The Brumskine Strategy believes that Liberians can live a better and healthier life in our time. To achieve this end, the Strategy is built on four cardinal principle:
Immediately upon taking office in January 2018, the Brumskine Strategy will be implemented to achieve the following objectives:
Invest in Strengthening Prevention & Primary Care
- Invest in mobile clinics starting with the most neglected areas of the country to bring healthcare to the people—purchase vans, equip each with medical equipment, and staff each with a physician assistant, a nurse and a lab technician. This will be a permanent feature of our measures to improve the health of our people. The mobile clinics will provide basic medical care to combat preventable diseases such as malaria, diarrhea, dressings for wounds, monitoring rural pregnant women and young children for anemia, performing antenatal examinations, monitoring and referral of pregnant women with antenatal problems, and providing basic health, sanitation and nutrition education.
- Increase spending on upgrading of community health centers—refurbishing, providing essential drugs and staffing of rural health posts to ensure that 8 out of every 10 Liberians live less than one mile from a health delivery point by 2023. At least one clinic each will be upgraded to a health center to provide higher level health care in Bomi, Bong, Gbarpolu, Grand Bassa, Rivercess, and Sinoe counties.
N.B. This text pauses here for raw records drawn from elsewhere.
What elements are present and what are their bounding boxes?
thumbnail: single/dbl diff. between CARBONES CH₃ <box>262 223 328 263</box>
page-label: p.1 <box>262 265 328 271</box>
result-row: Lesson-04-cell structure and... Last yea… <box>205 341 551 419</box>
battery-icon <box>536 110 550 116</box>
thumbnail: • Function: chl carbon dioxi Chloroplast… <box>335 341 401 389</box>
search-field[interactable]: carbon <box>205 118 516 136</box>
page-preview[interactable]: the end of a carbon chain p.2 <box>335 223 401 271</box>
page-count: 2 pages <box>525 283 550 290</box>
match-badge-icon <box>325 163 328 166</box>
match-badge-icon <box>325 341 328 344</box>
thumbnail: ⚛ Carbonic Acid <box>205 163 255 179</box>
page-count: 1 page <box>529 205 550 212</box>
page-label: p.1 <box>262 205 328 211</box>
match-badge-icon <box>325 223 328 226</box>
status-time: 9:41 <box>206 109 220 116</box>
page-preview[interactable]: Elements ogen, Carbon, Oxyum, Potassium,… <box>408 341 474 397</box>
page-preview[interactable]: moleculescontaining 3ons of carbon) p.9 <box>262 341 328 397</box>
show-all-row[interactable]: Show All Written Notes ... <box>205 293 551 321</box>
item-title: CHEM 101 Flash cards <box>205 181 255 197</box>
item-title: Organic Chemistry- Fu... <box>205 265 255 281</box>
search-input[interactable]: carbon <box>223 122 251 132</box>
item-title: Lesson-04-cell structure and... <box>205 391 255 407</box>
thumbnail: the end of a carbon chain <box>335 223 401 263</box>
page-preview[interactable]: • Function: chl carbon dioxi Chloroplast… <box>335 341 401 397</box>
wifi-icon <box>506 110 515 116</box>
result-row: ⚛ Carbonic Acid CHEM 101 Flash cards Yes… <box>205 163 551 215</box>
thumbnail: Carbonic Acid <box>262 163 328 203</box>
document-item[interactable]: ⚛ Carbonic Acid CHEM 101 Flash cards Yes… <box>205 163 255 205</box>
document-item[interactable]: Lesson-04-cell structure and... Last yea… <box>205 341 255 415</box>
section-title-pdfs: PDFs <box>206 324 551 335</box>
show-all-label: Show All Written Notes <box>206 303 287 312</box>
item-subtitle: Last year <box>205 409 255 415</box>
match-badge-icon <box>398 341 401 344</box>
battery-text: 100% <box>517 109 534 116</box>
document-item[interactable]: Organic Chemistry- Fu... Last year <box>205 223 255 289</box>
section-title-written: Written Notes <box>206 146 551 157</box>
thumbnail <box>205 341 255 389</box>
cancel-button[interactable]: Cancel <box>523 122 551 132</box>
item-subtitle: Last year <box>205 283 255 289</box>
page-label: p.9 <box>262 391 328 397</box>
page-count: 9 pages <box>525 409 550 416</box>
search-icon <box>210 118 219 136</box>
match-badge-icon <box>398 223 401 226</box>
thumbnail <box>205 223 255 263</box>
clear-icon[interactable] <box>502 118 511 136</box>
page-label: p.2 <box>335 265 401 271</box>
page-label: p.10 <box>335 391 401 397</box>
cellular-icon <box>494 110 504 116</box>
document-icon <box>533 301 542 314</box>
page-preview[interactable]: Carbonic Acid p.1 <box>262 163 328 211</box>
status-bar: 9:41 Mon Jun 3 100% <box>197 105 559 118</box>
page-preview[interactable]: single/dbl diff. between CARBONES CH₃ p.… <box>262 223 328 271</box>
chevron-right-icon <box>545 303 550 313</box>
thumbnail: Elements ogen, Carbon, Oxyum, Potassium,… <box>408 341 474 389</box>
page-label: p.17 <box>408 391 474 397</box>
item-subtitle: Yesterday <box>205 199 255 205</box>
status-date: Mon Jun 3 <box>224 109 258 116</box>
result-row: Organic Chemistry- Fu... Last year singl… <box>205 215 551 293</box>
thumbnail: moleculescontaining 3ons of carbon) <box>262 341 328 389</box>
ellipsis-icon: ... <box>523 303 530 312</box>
In Grand Kru, River Gee, Lofa, Bomi, and Grand Cape Mount counties every clinic will have safe water supply, incinerator, some form of electricity, and sound structure in keeping with the basic standards of the National Health Infrastructure Plan.
- Future health centers and clinic infrastructure construction and maintenance will be passed on (devolved) to country administration to implement. The central MOH will provide the standards and monitor compliance with building codes developed for the National Health Infrastructure Policy (NHIP).
Invest in Clinical & Allied Workforce Development
- Expand health workforce development as a major priority area for training Liberian youth. Working with the 14 approved nursing schools in the country, we will introduce the Practical Approach to Care Kit (PACK modules) and train an additional 2,500 nurses over the next six years. We will also enhance capacity at the A. M. Dogliotti School of Medicine to accommodate 75 – 100 additional candidates in each incoming class.
- Health workers deployed to the neglected counties identified above will receive additional hardship allowances, in advance of a wider restructuring of the civil service pay and grade package.
Invest in Population Health
- Working with Liberia’s international and regional partners fully support the National Public Health Institute of Liberia to enhance surveillance of both chronic and infectious diseases in Liberia and the sub-region. This will be a priority in ensuring that Ebola does not return to Liberia. Working with the private and non-profit sectors, capacity will be upgraded at our existing national reference lab at the Liberia Institute of Biomedical Research (LIBR). Two additional regional labs will be established in Zwedru and Voinjama.